Nuclear medicine is a subspecialty of radiology which involves the use of radioactive medication (radiopharmaceuticals) to diagnose and treat disease. These radioactive materials are usually injected into a vein. A gamma camera tracks the movement of the radiopharmaceuticals from outside the body by detecting the gamma radiation emitted by the medication. Depending on the type of test, two or three dimensional images of the internal body can be created.
Radiopharmaceuticals can be used to treat hyperthyroidism, thyroid cancer, solid tumours and bone metastases.
The application of ionizing radiation in medicine seems to be a safe procedure for patients as well as for occupational exposition to personnel. The developments in interventional radiology with fluoroscopy and dose-intensive interventions require intensified radiation protection.

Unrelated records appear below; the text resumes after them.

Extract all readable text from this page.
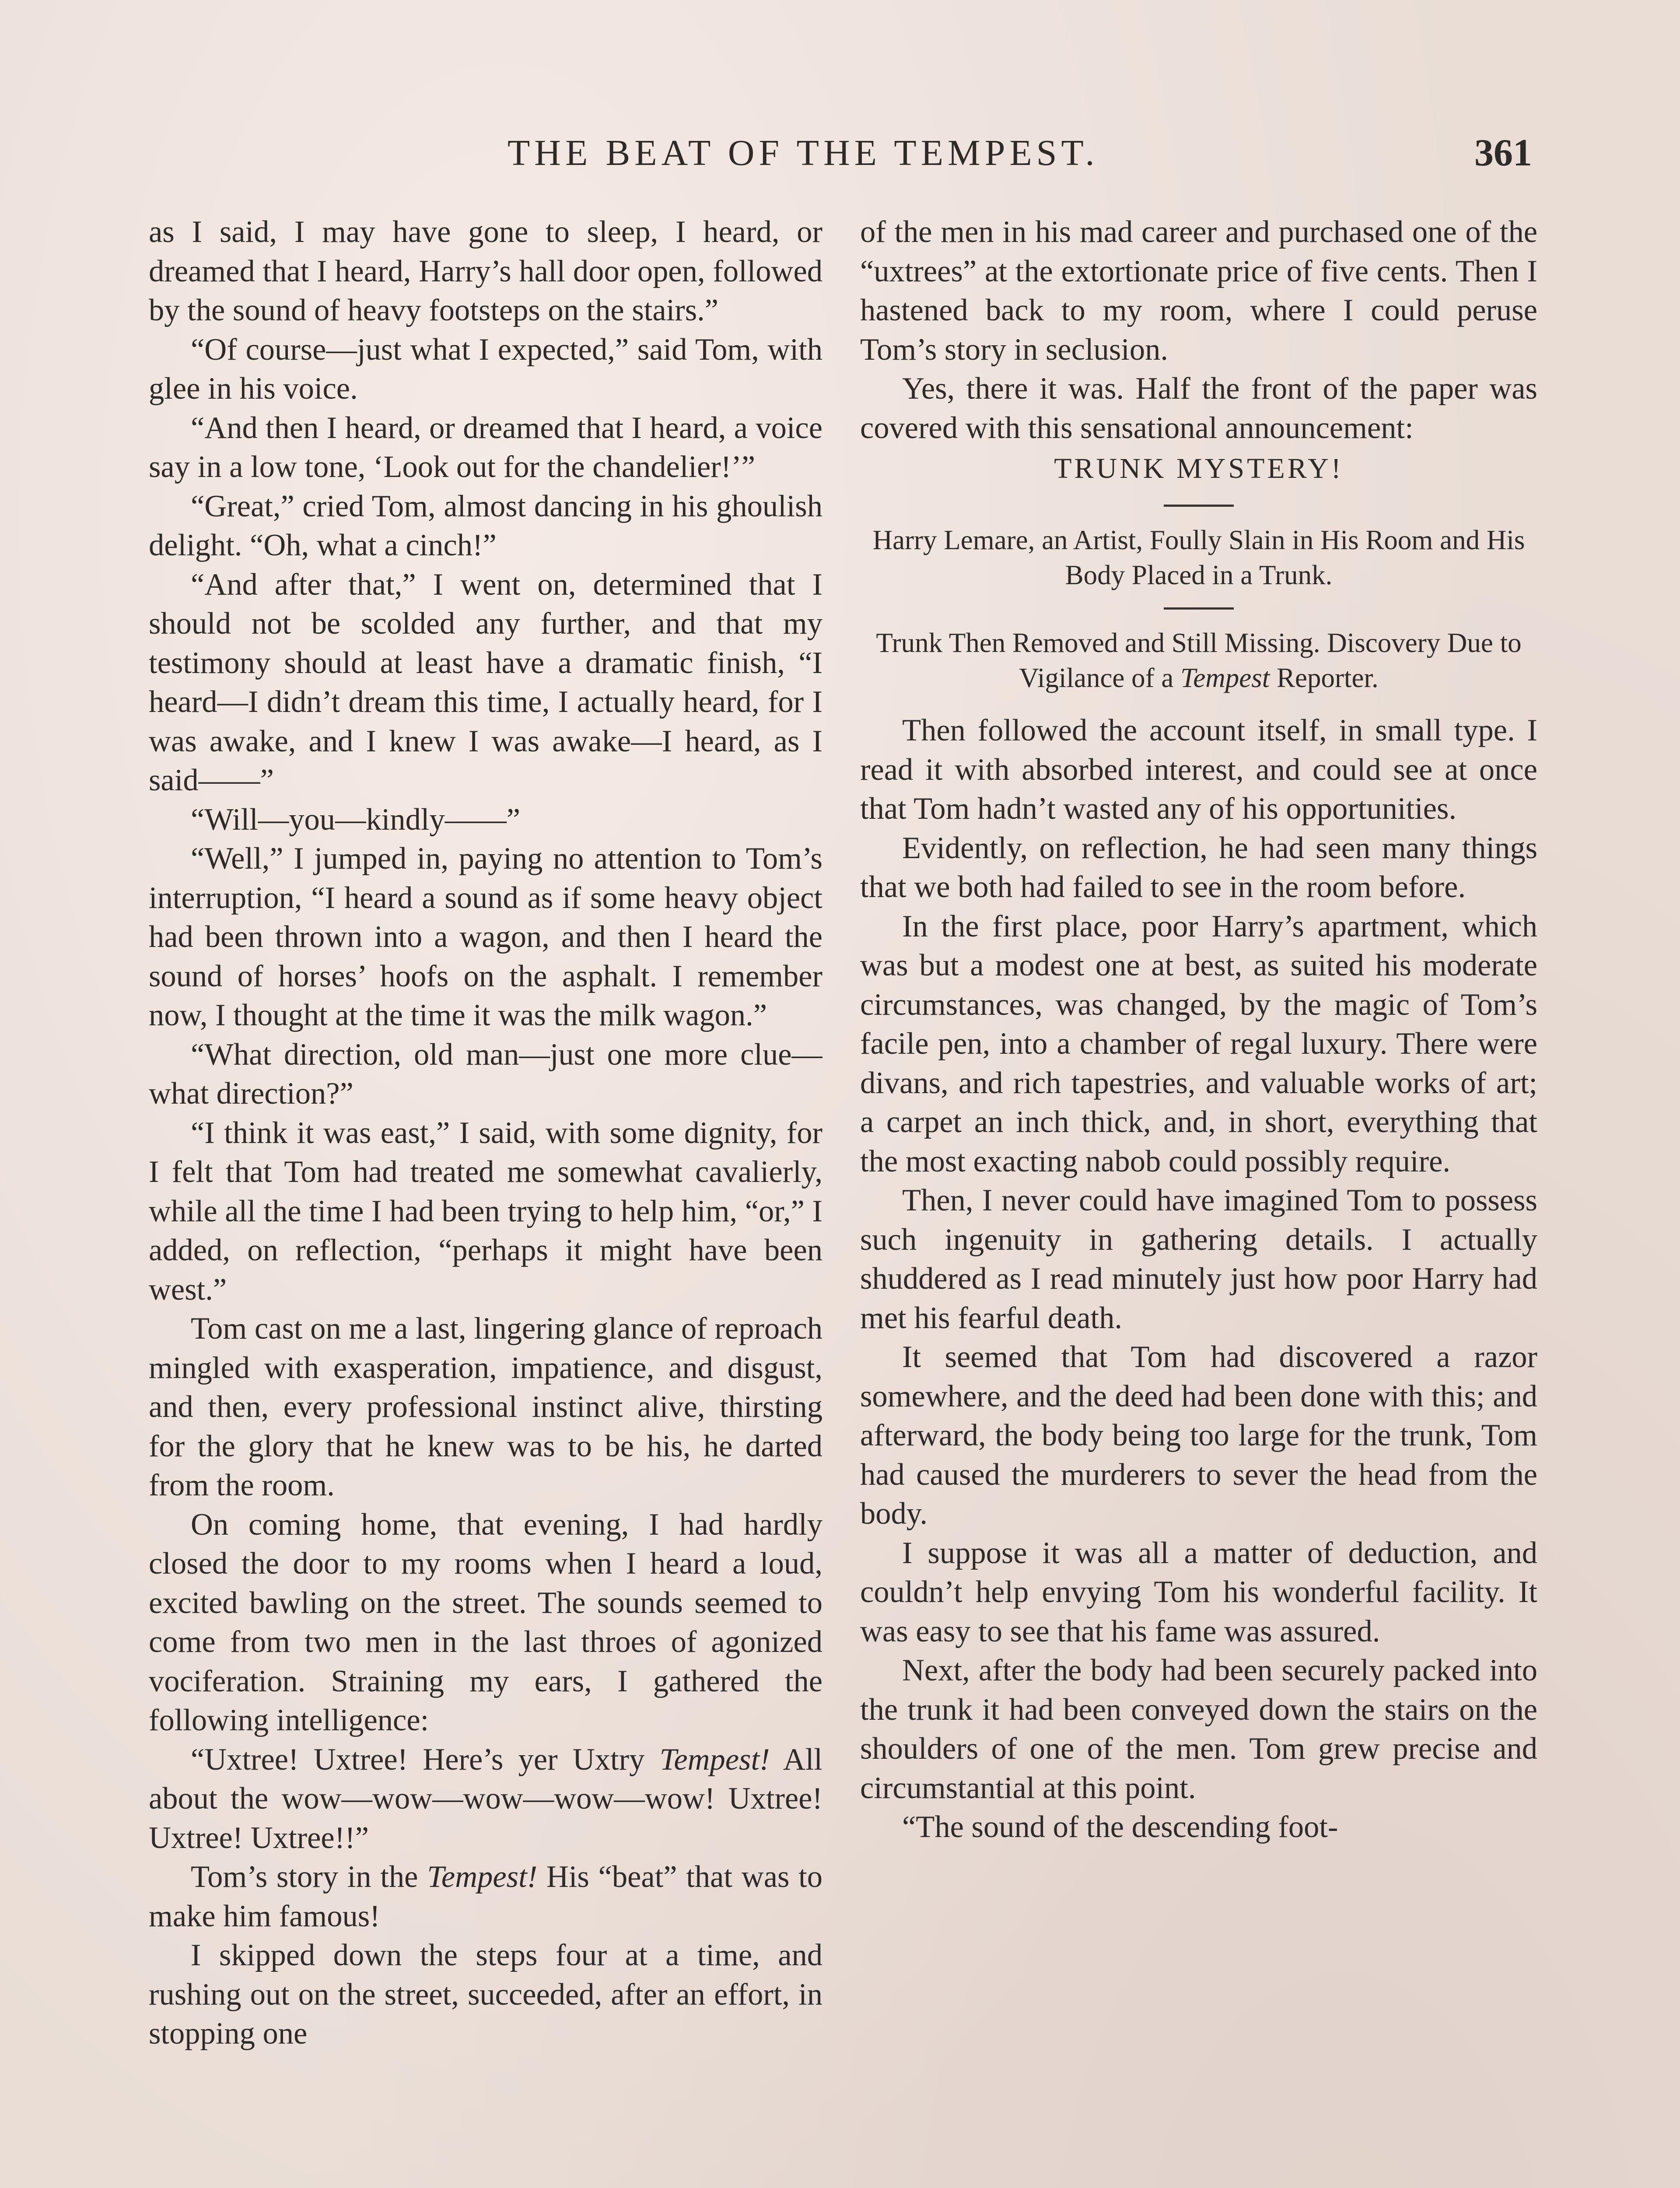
THE BEAT OF THE TEMPEST.	361

as I said, I may have gone to sleep, I heard, or dreamed that I heard, Harry’s hall door open, followed by the sound of heavy footsteps on the stairs.”

“Of course—just what I expected,” said Tom, with glee in his voice.

“And then I heard, or dreamed that I heard, a voice say in a low tone, ‘Look out for the chandelier!’”

“Great,” cried Tom, almost dancing in his ghoulish delight. “Oh, what a cinch!”

“And after that,” I went on, determined that I should not be scolded any further, and that my testimony should at least have a dramatic finish, “I heard—I didn’t dream this time, I actually heard, for I was awake, and I knew I was awake—I heard, as I said——”

“Will—you—kindly——”

“Well,” I jumped in, paying no attention to Tom’s interruption, “I heard a sound as if some heavy object had been thrown into a wagon, and then I heard the sound of horses’ hoofs on the asphalt. I remember now, I thought at the time it was the milk wagon.”

“What direction, old man—just one more clue—what direction?”

“I think it was east,” I said, with some dignity, for I felt that Tom had treated me somewhat cavalierly, while all the time I had been trying to help him, “or,” I added, on reflection, “perhaps it might have been west.”

Tom cast on me a last, lingering glance of reproach mingled with exasperation, impatience, and disgust, and then, every professional instinct alive, thirsting for the glory that he knew was to be his, he darted from the room.

On coming home, that evening, I had hardly closed the door to my rooms when I heard a loud, excited bawling on the street. The sounds seemed to come from two men in the last throes of agonized vociferation. Straining my ears, I gathered the following intelligence:

“Uxtree! Uxtree! Here’s yer Uxtry Tempest! All about the wow—wow—wow—wow—wow! Uxtree! Uxtree! Uxtree!!”

Tom’s story in the Tempest! His “beat” that was to make him famous!

I skipped down the steps four at a time, and rushing out on the street, succeeded, after an effort, in stopping one

of the men in his mad career and purchased one of the “uxtrees” at the extortionate price of five cents. Then I hastened back to my room, where I could peruse Tom’s story in seclusion.

Yes, there it was. Half the front of the paper was covered with this sensational announcement:

TRUNK MYSTERY!

Harry Lemare, an Artist, Foully Slain in His Room and His Body Placed in a Trunk.

Trunk Then Removed and Still Missing. Discovery Due to Vigilance of a Tempest Reporter.

Then followed the account itself, in small type. I read it with absorbed interest, and could see at once that Tom hadn’t wasted any of his opportunities.

Evidently, on reflection, he had seen many things that we both had failed to see in the room before.

In the first place, poor Harry’s apartment, which was but a modest one at best, as suited his moderate circumstances, was changed, by the magic of Tom’s facile pen, into a chamber of regal luxury. There were divans, and rich tapestries, and valuable works of art; a carpet an inch thick, and, in short, everything that the most exacting nabob could possibly require.

Then, I never could have imagined Tom to possess such ingenuity in gathering details. I actually shuddered as I read minutely just how poor Harry had met his fearful death.

It seemed that Tom had discovered a razor somewhere, and the deed had been done with this; and afterward, the body being too large for the trunk, Tom had caused the murderers to sever the head from the body.

I suppose it was all a matter of deduction, and couldn’t help envying Tom his wonderful facility. It was easy to see that his fame was assured.

Next, after the body had been securely packed into the trunk it had been conveyed down the stairs on the shoulders of one of the men. Tom grew precise and circumstantial at this point.

“The sound of the descending foot-
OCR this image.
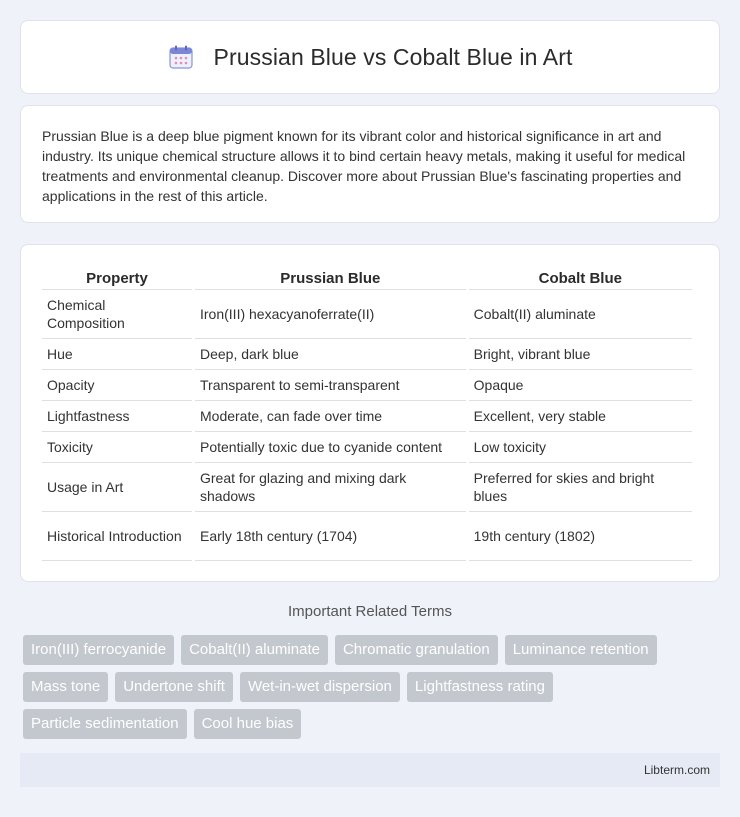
Prussian Blue vs Cobalt Blue in Art

Prussian Blue is a deep blue pigment known for its vibrant color and historical significance in art and industry. Its unique chemical structure allows it to bind certain heavy metals, making it useful for medical treatments and environmental cleanup. Discover more about Prussian Blue's fascinating properties and applications in the rest of this article.

Property	Prussian Blue	Cobalt Blue
Chemical Composition	Iron(III) hexacyanoferrate(II)	Cobalt(II) aluminate
Hue	Deep, dark blue	Bright, vibrant blue
Opacity	Transparent to semi-transparent	Opaque
Lightfastness	Moderate, can fade over time	Excellent, very stable
Toxicity	Potentially toxic due to cyanide content	Low toxicity
Usage in Art	Great for glazing and mixing dark shadows	Preferred for skies and bright blues
Historical Introduction	Early 18th century (1704)	19th century (1802)
Important Related Terms
Iron(III) ferrocyanide	Cobalt(II) aluminate	Chromatic granulation	Luminance retention
Mass tone	Undertone shift	Wet-in-wet dispersion	Lightfastness rating
Particle sedimentation	Cool hue bias
Libterm.com
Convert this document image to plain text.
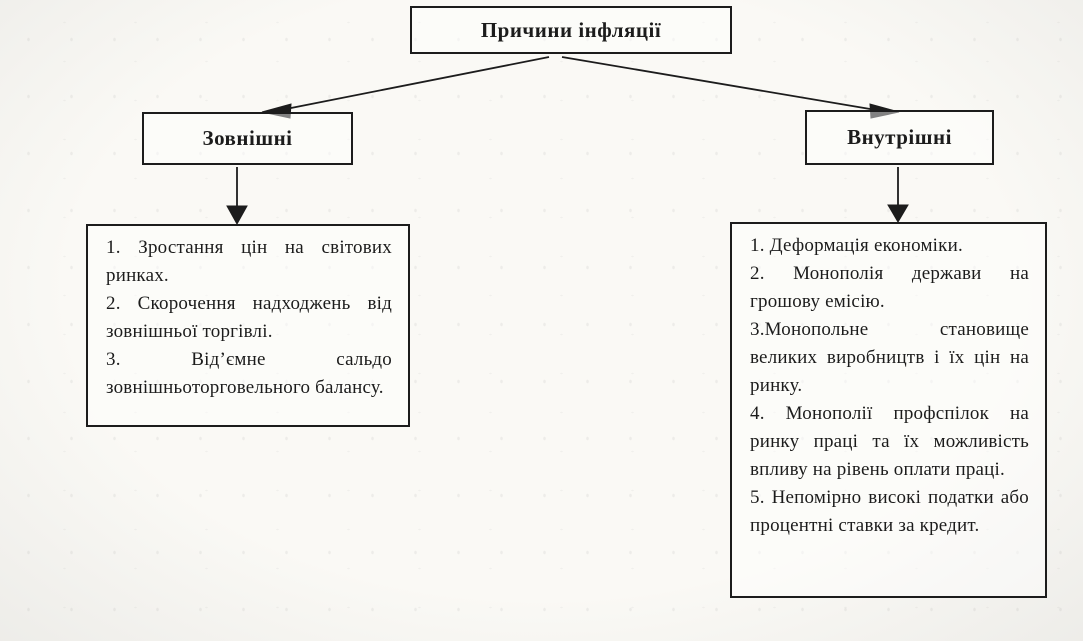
Причини інфляції
Зовнішні	Внутрішні

1. Зростання цін на світових ринках.

2. Скорочення надходжень від зовнішньої торгівлі.

3. Від’ємне сальдо зовнішньоторговельного балансу.

1. Деформація економіки.

2. Монополія держави на грошову емісію.

3.Монопольне становище великих виробництв і їх цін на ринку.

4. Монополії профспілок на ринку праці та їх можливість впливу на рівень оплати праці.

5. Непомірно високі податки або процентні ставки за кредит.
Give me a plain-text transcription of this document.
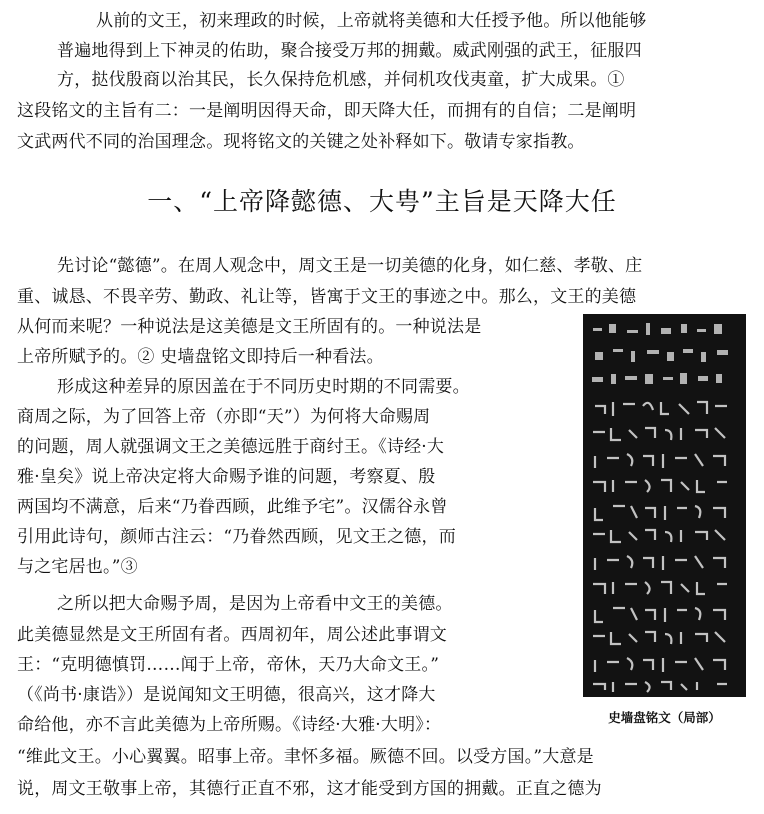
从前的文王，初来理政的时候，上帝就将美德和大任授予他。所以他能够
普遍地得到上下神灵的佑助，聚合接受万邦的拥戴。威武刚强的武王，征服四
方，挞伐殷商以治其民，长久保持危机感，并伺机攻伐夷童，扩大成果。①
这段铭文的主旨有二：一是阐明因得天命，即天降大任，而拥有的自信；二是阐明
文武两代不同的治国理念。现将铭文的关键之处补释如下。敬请专家指教。
一、“上帝降懿德、大甹”主旨是天降大任
先讨论“懿德”。在周人观念中，周文王是一切美德的化身，如仁慈、孝敬、庄
重、诚恳、不畏辛劳、勤政、礼让等，皆寓于文王的事迹之中。那么，文王的美德
从何而来呢？一种说法是这美德是文王所固有的。一种说法是
上帝所赋予的。② 史墙盘铭文即持后一种看法。
形成这种差异的原因盖在于不同历史时期的不同需要。
商周之际，为了回答上帝（亦即“天”）为何将大命赐周
的问题，周人就强调文王之美德远胜于商纣王。《诗经·大
雅·皇矣》说上帝决定将大命赐予谁的问题，考察夏、殷
两国均不满意，后来“乃眷西顾，此维予宅”。汉儒谷永曾
引用此诗句，颜师古注云：“乃眷然西顾，见文王之德，而
与之宅居也。”③
之所以把大命赐予周，是因为上帝看中文王的美德。
此美德显然是文王所固有者。西周初年，周公述此事谓文
王：“克明德慎罚……闻于上帝，帝休，天乃大命文王。”
（《尚书·康诰》）是说闻知文王明德，很高兴，这才降大
命给他，亦不言此美德为上帝所赐。《诗经·大雅·大明》：
“维此文王。小心翼翼。昭事上帝。聿怀多福。厥德不回。以受方国。”大意是
说，周文王敬事上帝，其德行正直不邪，这才能受到方国的拥戴。正直之德为
史墙盘铭文（局部）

It is recommended that all available tools should be used for this purpose. Besides the options for instruments, x‑ray protection at the intervention table must be intensively practiced with lead aprons and mounted lead glass. A special focus on eye protection to prevent cataracts is also recommended.
Embolization may often be used to treat internal bleeding and help prevent heavy bleeding during surgery. In some cases, embolization may be a treatment option for difficult-to-reach, inoperable tumors. It may also be used to treat tumors that are too large to be ablated.
Embolization may be used to treat: Liver cancer, Metastatic cancer in the liver, Kidney cancer, Neuroendocrine tumors, Uterine fibroids, Aneurysms. Examples of embolization procedures for liver cancer or other cancers that spread to the liver include chemoembolization and radioembolization therapies (e.g., SIR-Spheres, TheraSphere).
Interventional Radiology nurses are responsible for assessment and care of patients undergoing invasive procedures or receiving sedation in the Department of Radiology. IR nurses work collaboratively with all members of the interdisciplinary IR team and offer innovative diagnostic tests and life-saving treatments for a diverse patient population.